Absent interparty legislative competition in Florida (Republicans are dominant) and the utter lack of third parties in the state, I don’t think the time is ripe for the legislature to place a popular referendum on the ballot. This is unfortunate, as the citizen’s veto–as the popular referendum is often called–has proven to be an effective tool for citizens to use to keep their unrepresentative legislature in check and more responsive to the people.

…in Ghana (West Africa).

For all of you Floridaphiles (or Floridaphobes), don’t worry…I’m working on a paper examining the popular support for Amendments 5 & 6 in Florida.

And for those of you interested in nonpartisan election commissions and the allocation of parliamentary seats in Africa, by all means, plow ahead.

The Re-demarcation and Reapportionment of Parliamentary Constituencies in Ghana

Introduction

In February, 2011, the Ghana Statistical Service (GSS)
released provisional results of the 2010 Population and
Housing Census. All eyes are now on Ghana’s National
Electoral Commission (EC), as it is constitutionally required
to use the new census data to determine the allocation,
demarcation, and apportionment of parliamentary
constituencies in the country. In this essay, I attempt to
address—from an admittedly Americanist standpoint1—
questions pertaining to legislative representation in Ghana.
I argue that the EC is uniquely equipped to carry out its
constitutional duty to prescribe the boundaries of the
country’s parliamentary constituencies, as mandated under
Article 47 of the 1992 Constitution. Yet, as the EC embarks
upon its re-demarcation and reapportionment duties, there
is good reason for Ghanaians of all political stripes to be
concerned. The EC’s decision in 2003 to create 30
additional parliamentary constituencies based on the
boundaries of administrative districts is fraught with unsettling
representational and political ramifications, yet it has not
received the kind of critical scrutiny it deserves.

By no means is this essay an attack on the Electoral
Commission. Since the commencement of Ghana’s 4th
Republic, on a range of contentious issues—from the
maintenance of the voters’ register and distribution of voter
registration cards, to staffing polling stations and tabulating
and announcing the final vote, to current considerations of
overseas voting and biometric ID cards—the Chairman of
the EC, Dr. Kwadwo Afari-Gyan, and the EC staff have
continually stepped up to the challenge. Of course, the EC
is not without its critics. Nevertheless, the EC is the envy of
democracy advocates throughout the sub-region and
beyond, as outsiders recognize the many institutional benefits
of having a permanent, independent, nonpartisan elections
commission overseeing the electoral process.

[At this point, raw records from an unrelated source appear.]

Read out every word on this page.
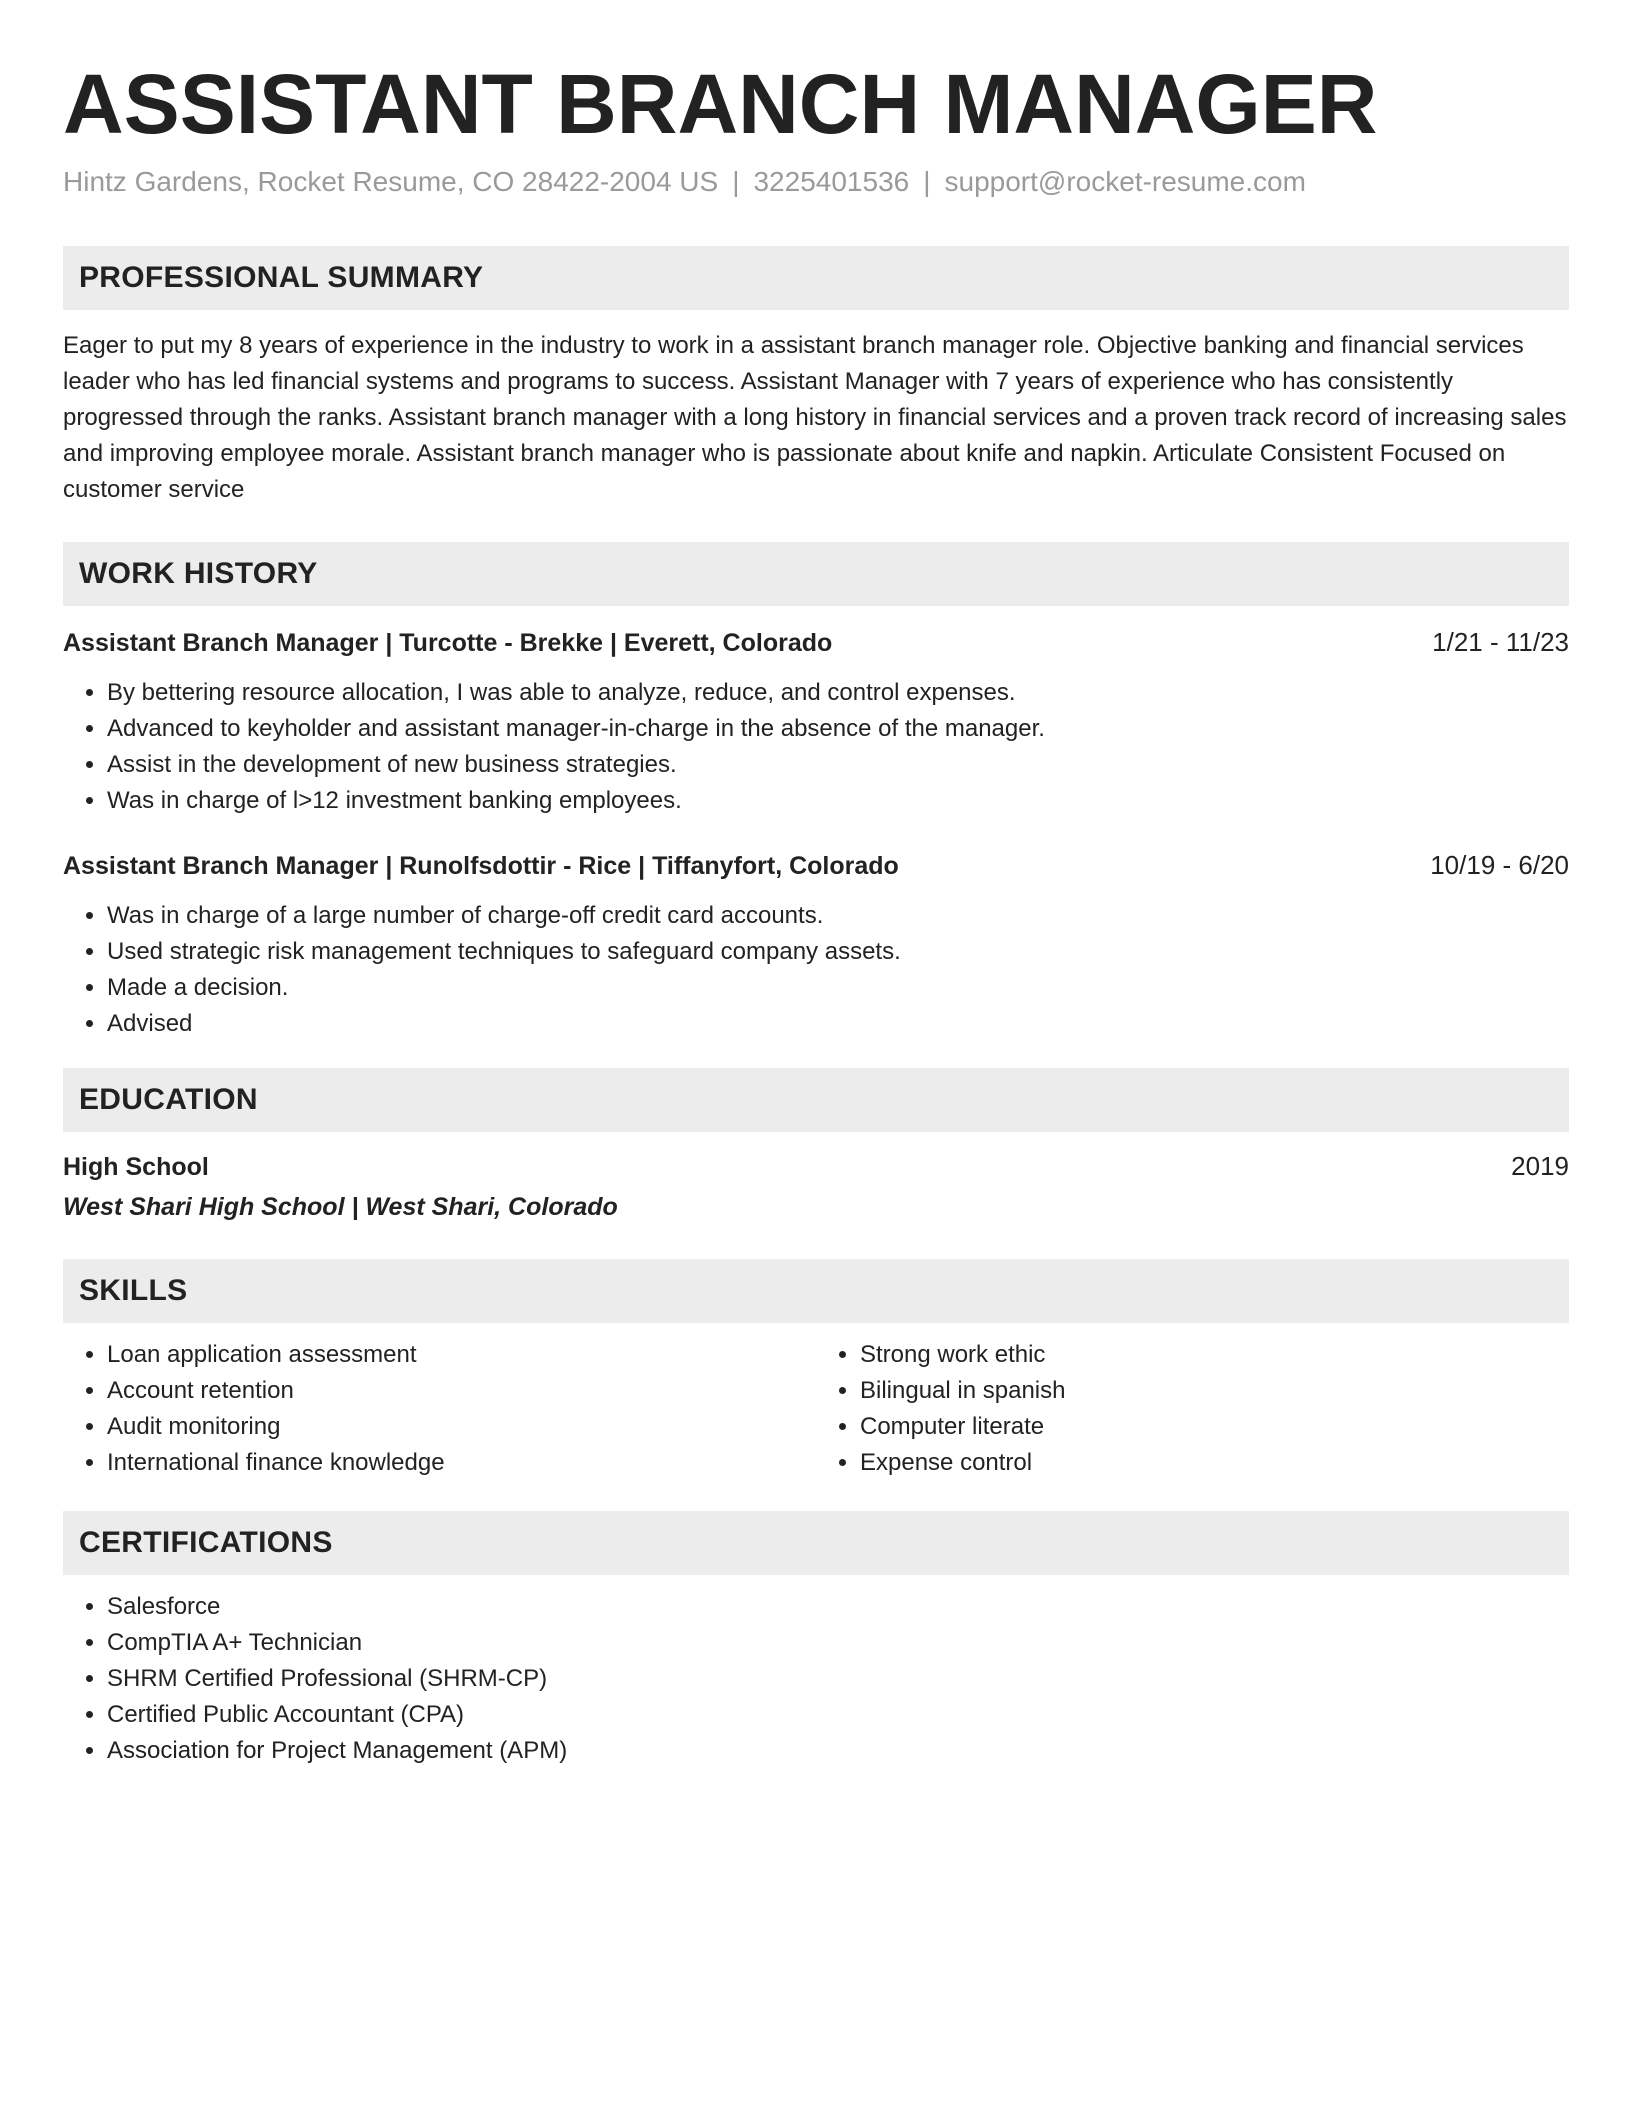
ASSISTANT BRANCH MANAGER
Hintz Gardens, Rocket Resume, CO 28422-2004 US | 3225401536 | support@rocket-resume.com
PROFESSIONAL SUMMARY
Eager to put my 8 years of experience in the industry to work in a assistant branch manager role. Objective banking and financial services leader who has led financial systems and programs to success. Assistant Manager with 7 years of experience who has consistently progressed through the ranks. Assistant branch manager with a long history in financial services and a proven track record of increasing sales and improving employee morale. Assistant branch manager who is passionate about knife and napkin. Articulate Consistent Focused on customer service
WORK HISTORY
Assistant Branch Manager | Turcotte - Brekke | Everett, Colorado	1/21 - 11/23
• By bettering resource allocation, I was able to analyze, reduce, and control expenses.
• Advanced to keyholder and assistant manager-in-charge in the absence of the manager.
• Assist in the development of new business strategies.
• Was in charge of l>12 investment banking employees.
Assistant Branch Manager | Runolfsdottir - Rice | Tiffanyfort, Colorado	10/19 - 6/20
• Was in charge of a large number of charge-off credit card accounts.
• Used strategic risk management techniques to safeguard company assets.
• Made a decision.
• Advised
EDUCATION
High School	2019
West Shari High School | West Shari, Colorado
SKILLS
• Loan application assessment
• Account retention
• Audit monitoring
• International finance knowledge
• Strong work ethic
• Bilingual in spanish
• Computer literate
• Expense control
CERTIFICATIONS
• Salesforce
• CompTIA A+ Technician
• SHRM Certified Professional (SHRM-CP)
• Certified Public Accountant (CPA)
• Association for Project Management (APM)
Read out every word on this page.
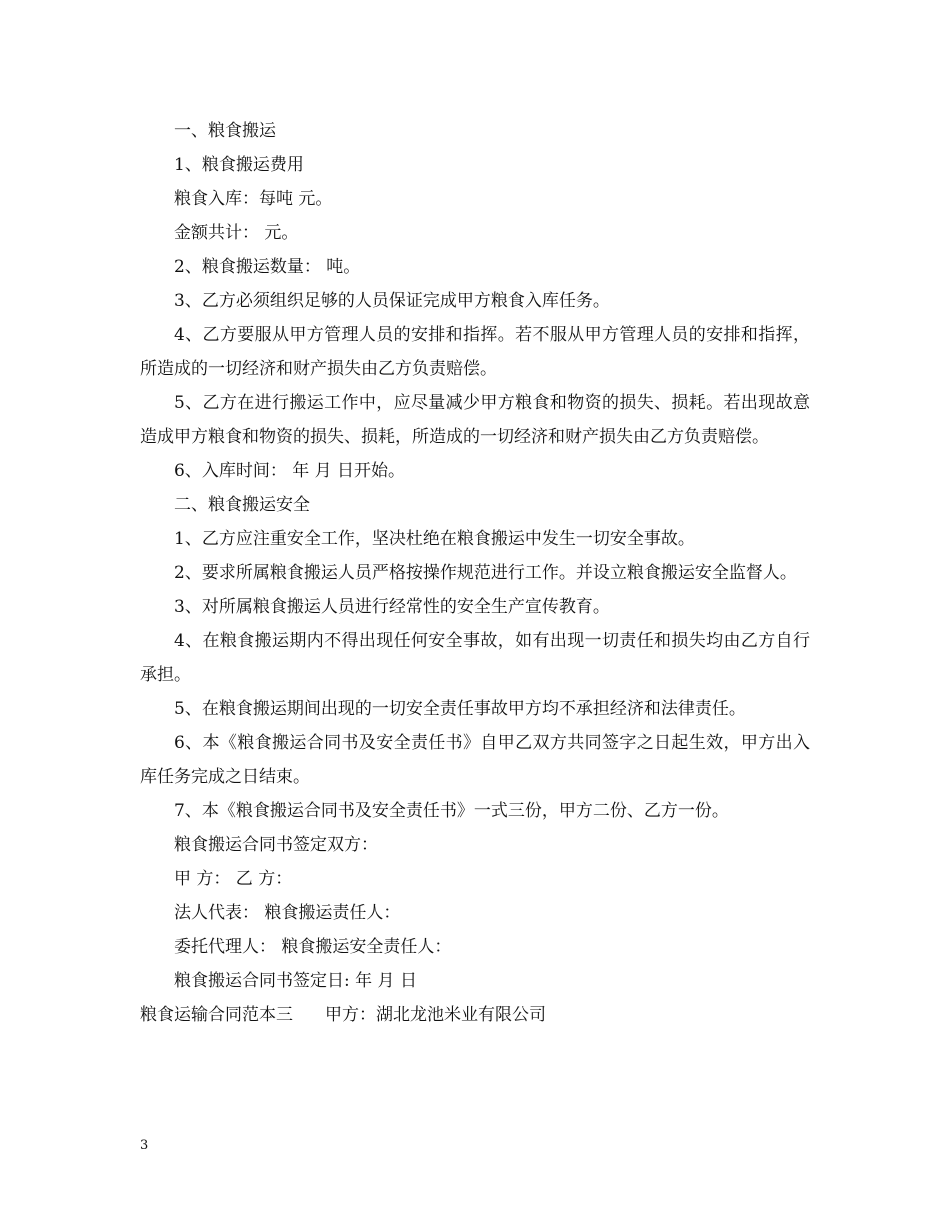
一、粮食搬运

1、粮食搬运费用

粮食入库：每吨 元。

金额共计： 元。

2、粮食搬运数量： 吨。

3、乙方必须组织足够的人员保证完成甲方粮食入库任务。

4、乙方要服从甲方管理人员的安排和指挥。若不服从甲方管理人员的安排和指挥，所造成的一切经济和财产损失由乙方负责赔偿。

5、乙方在进行搬运工作中，应尽量减少甲方粮食和物资的损失、损耗。若出现故意造成甲方粮食和物资的损失、损耗，所造成的一切经济和财产损失由乙方负责赔偿。

6、入库时间： 年 月 日开始。

二、粮食搬运安全

1、乙方应注重安全工作，坚决杜绝在粮食搬运中发生一切安全事故。

2、要求所属粮食搬运人员严格按操作规范进行工作。并设立粮食搬运安全监督人。

3、对所属粮食搬运人员进行经常性的安全生产宣传教育。

4、在粮食搬运期内不得出现任何安全事故，如有出现一切责任和损失均由乙方自行承担。

5、在粮食搬运期间出现的一切安全责任事故甲方均不承担经济和法律责任。

6、本《粮食搬运合同书及安全责任书》自甲乙双方共同签字之日起生效，甲方出入库任务完成之日结束。

7、本《粮食搬运合同书及安全责任书》一式三份，甲方二份、乙方一份。

粮食搬运合同书签定双方：

甲 方： 乙 方：

法人代表： 粮食搬运责任人：

委托代理人： 粮食搬运安全责任人：

粮食搬运合同书签定日: 年 月 日

粮食运输合同范本三 甲方：湖北龙池米业有限公司

3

As a scholar whose nonpartisan interests are informed
by democratic theory and questions of representation,
my concerns with the allocation and demarcation of
parliamentary seats in Ghana today remain as ardent as
when I first broached the topic a decade ago.2 I restrict
my comments here to the EC’s immediate task of
demarcating and apportioning parliamentary seats in
Ghana. I begin with comparative insights on the
redistricting process in the American states, discussing
the partisan task of drawing single-member legislative
districts. I then discuss the EC’s decision in 2003 to
apportion 30 new parliamentary constituencies, using
existing administrative districts—rather than the
“population quota”—as its guiding principle. In doing so,
I analyze how the EC’s rationale may be exacerbating
the problem of malapportioned parliamentary seats. I
use the GSS’s preliminary Census 2010 data, as well as
administrative district data across the 10 regions, to
conduct an analysis of the current distribution of
parliamentary seats in the country. My research reveals
the unequal allocation of parliamentary seats across the
country with respect to their populations. I conclude by
discussing some of the representational and political issues
stemming from the EC’s rationale to use administrative
districts to allocate parliamentary seats.